Между ее операциями Джойс лечил глаза и пробивал новую идею.

Встреча с Гербертом Уэллсом прошла на удивление хорошо и дружелюбно, они понравились друг другу. Уэллс писал потом, что ожидал встретить долговязого задиристого типа в фризовом дождевике и с дубиной, а увидел высокого, хрупкого и несмелого человека. Интеллигентного, но без интеллигентской болтливости, почти слепого, но без шумной напористости некоторых слабовидящих — его трудно было счесть ниспровергателем и сокрушителем. Надо было помочь этому робкому существу с больной женой, и чуткий Джойс уцепился за это намерение — из клиники он торопит Сильвию с отправкой Уэллсу всех выпусков «транзиты» с «Ходом работы». Выждав приличествующее время, он попросил Уэллса повлиять на мнение публики и расположить ее к новой книге.

Уэллс ответил со свирепым добродушием:

«Мой дорогой Джойс,

я много изучал вас и размышлял о вас. В итоге я не думаю, что смогу что-то для вас сделать по части пропаганды вашей работы. Я испытываю огромное уважение к вашему гению, начиная с самых ранних ваших книг, а сейчас я чувствую к вам еще и величайшую личную привязанность; но я и вы, мы следуем абсолютно разными курсами. Вы выучены католицизмом, бунтовщичеством и Ирландией; я же скорее конструктивной наукой и Англией. Мой разум держится пределов, где возможен всеобъемлющий, объединяющий и концентрирующий процесс (энергетический и экономический рост вместе с сосредоточением усилий), где прогресс не то чтобы неизбежен, но интересен и возможен. Игра эта меня влечет и держит. Для нее мне нужны язык и утверждения настолько простые и ясные, насколько это возможно. Вы начинали как католик, то есть в рамках системы ценностей, жестко противопоставленной реальности. Ваше интеллектуальное бытие поглощено чудовищной системой противопоставлений. Вы вечно разражаетесь воплями о пизде, говне и аде, потому что можете верить в чистоту, целомудрие и личного Бога. Так как я не верю в подобные вещи, разве что в качестве глубоко личных ценностей, мой разум не был потрясен существованием ватерклозетов и женскими прокладками — а также незаслуженными неудачами. В то время как вы росли под иллюзией политического угнетения, я воспитывался в иллюзии политической ответственности. Вам кажется замечательным попирать и крушить. Мне — ничуть.

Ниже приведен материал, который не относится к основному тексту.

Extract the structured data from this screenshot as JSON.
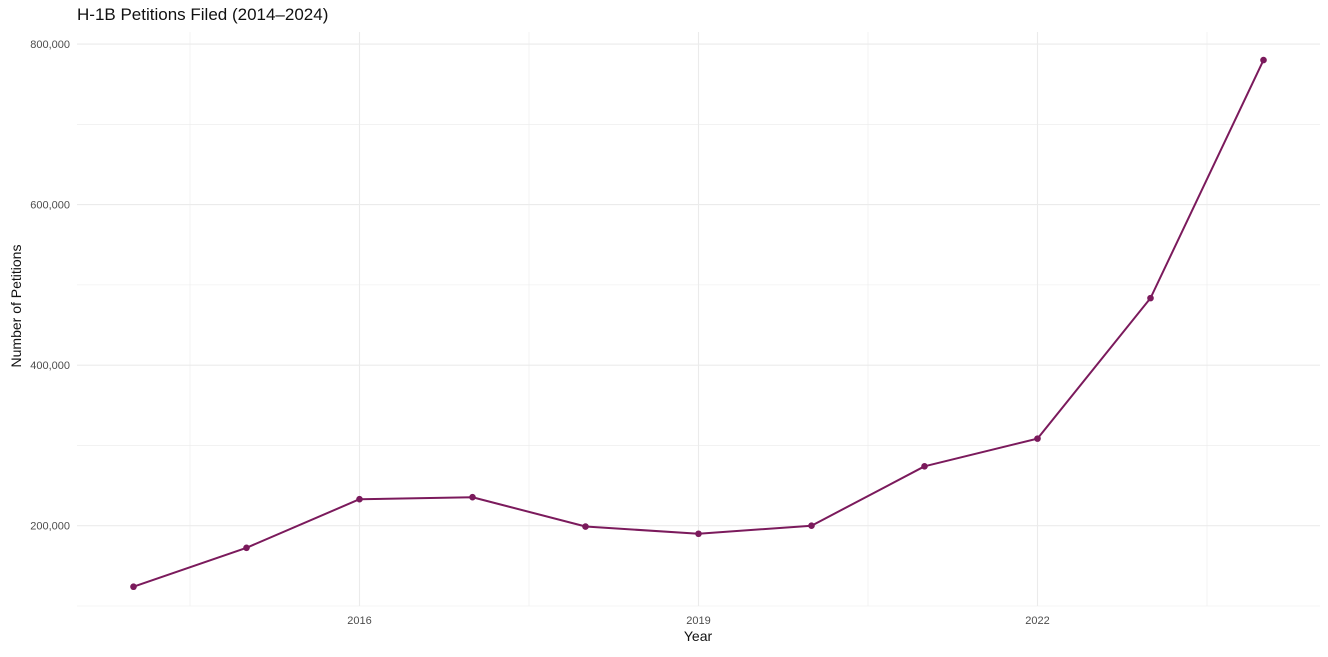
{
  "chart_data": {
    "type": "line",
    "title": "H-1B Petitions Filed (2014–2024)",
    "xlabel": "Year",
    "ylabel": "Number of Petitions",
    "x": [
      2014,
      2015,
      2016,
      2017,
      2018,
      2019,
      2020,
      2021,
      2022,
      2023,
      2024
    ],
    "series": [
      {
        "values": [
          124000,
          172500,
          233000,
          235500,
          199000,
          190000,
          200000,
          274000,
          308500,
          483500,
          780000
        ]
      }
    ],
    "x_ticks": [
      2016,
      2019,
      2022
    ],
    "x_tick_labels": [
      "2016",
      "2019",
      "2022"
    ],
    "y_ticks": [
      200000,
      400000,
      600000,
      800000
    ],
    "y_tick_labels": [
      "200,000",
      "400,000",
      "600,000",
      "800,000"
    ],
    "xlim": [
      2013.5,
      2024.5
    ],
    "ylim": [
      100000,
      815000
    ],
    "grid": true,
    "line_color": "#7b1a5c",
    "grid_color": "#ebebeb"
  }
}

А теперь о вашем литературном эксперименте. Очень значительно, что вы значительный человек и в вашем густонаселенном сочинении демонстрируете гениальный дар изображения, который обходится безо всякой дисциплины. Но я не думаю, что он вас куда-то приведет. Вы повернулись спиной к обычному человеку, к его повседневным нуждам и краткому существованию, к его мышлению, которым воспользовались.